Luís Miguel Ribeiro sustentou que o contexto no qual vivemos penaliza, sobretudo ao nível fiscal, as empresas que necessitam crescer, para além de "custos de contextos altamente penalizadores".

O exemplo dado por Luís Miguel Ribeiro foi o PRR e as agendas mobilizadoras, instrumentos que permitiram a criação de consórcios e projetos, mas que, no seu entender, "foi estragado pela burocracia e incapacidade de se colocar em funcionamento, já que que a inovação tem timings". Janelas de oportunidade que, nas PME, não se coadunam com os prazos que empresas como a Bial podem sustentar.

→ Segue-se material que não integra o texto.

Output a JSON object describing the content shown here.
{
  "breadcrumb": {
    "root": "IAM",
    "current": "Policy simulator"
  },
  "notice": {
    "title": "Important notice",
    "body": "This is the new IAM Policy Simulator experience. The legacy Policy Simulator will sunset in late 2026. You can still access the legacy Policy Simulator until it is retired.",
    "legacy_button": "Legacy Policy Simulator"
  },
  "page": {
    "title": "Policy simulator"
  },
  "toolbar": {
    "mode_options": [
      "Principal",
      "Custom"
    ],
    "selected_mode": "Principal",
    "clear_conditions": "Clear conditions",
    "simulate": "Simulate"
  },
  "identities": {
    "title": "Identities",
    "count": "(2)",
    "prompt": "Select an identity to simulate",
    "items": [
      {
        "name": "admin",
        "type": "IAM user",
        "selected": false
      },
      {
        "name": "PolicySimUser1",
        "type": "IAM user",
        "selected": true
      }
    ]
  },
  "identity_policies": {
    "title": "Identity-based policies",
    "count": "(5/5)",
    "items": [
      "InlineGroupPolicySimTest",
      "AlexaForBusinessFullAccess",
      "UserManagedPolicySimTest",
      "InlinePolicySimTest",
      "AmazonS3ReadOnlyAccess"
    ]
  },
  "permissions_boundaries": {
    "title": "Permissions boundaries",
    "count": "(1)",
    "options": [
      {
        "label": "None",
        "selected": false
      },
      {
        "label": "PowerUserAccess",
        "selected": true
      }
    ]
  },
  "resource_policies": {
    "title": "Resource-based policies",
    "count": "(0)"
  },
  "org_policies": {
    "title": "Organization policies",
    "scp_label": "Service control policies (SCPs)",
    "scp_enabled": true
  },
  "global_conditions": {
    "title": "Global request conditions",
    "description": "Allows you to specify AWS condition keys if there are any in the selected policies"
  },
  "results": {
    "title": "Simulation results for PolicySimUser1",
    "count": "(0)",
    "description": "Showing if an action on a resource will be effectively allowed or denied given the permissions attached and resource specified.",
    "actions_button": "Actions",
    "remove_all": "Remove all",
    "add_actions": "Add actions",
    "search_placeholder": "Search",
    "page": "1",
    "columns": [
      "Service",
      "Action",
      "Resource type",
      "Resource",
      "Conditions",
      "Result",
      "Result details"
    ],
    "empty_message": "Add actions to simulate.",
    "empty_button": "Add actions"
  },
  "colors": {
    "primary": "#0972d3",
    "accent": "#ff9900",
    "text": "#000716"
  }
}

Candidaturas já estão abertas

Esta sessão contou com uma intervenção de Sílvia Garcia, da ANI, que fez o ponto de situação dos programas de inovação em Portugal, assim como Inês Lourenço, da Worten, e Jorge Monteiro, da Ethiack, que partilharam as suas histórias de sucesso de inovação.

Paulo Dimas, da Unbabel, trouxe a Leixões a temática da inovação em tempos de desaceleração económica e o impacto da inteligência artificial em vários setores de atividade.

A apresentação da nova estrutura do Prémio Nacional de Inovação coube a Pedro Brito, associate dean da Nova SBE. As candidaturas abriram precisamente no dia da conferência, 31 de janeiro, com esta segunda edição a dividir-se em dois grupos de categorias: Tecnologias, relacionado com a temática da inovação, seja nos processos, tecnologias, ou noutros âmbitos de atuação das empresas e Segmento de Negócio, relacionado com o setor de atividade da organização.

Além dos prémios atribuídos em cada uma das categorias, serão ainda entregues quatro prémios - três por dimensão da organização (Grande Organização, PME e Startup) e o Prémio Personalidade.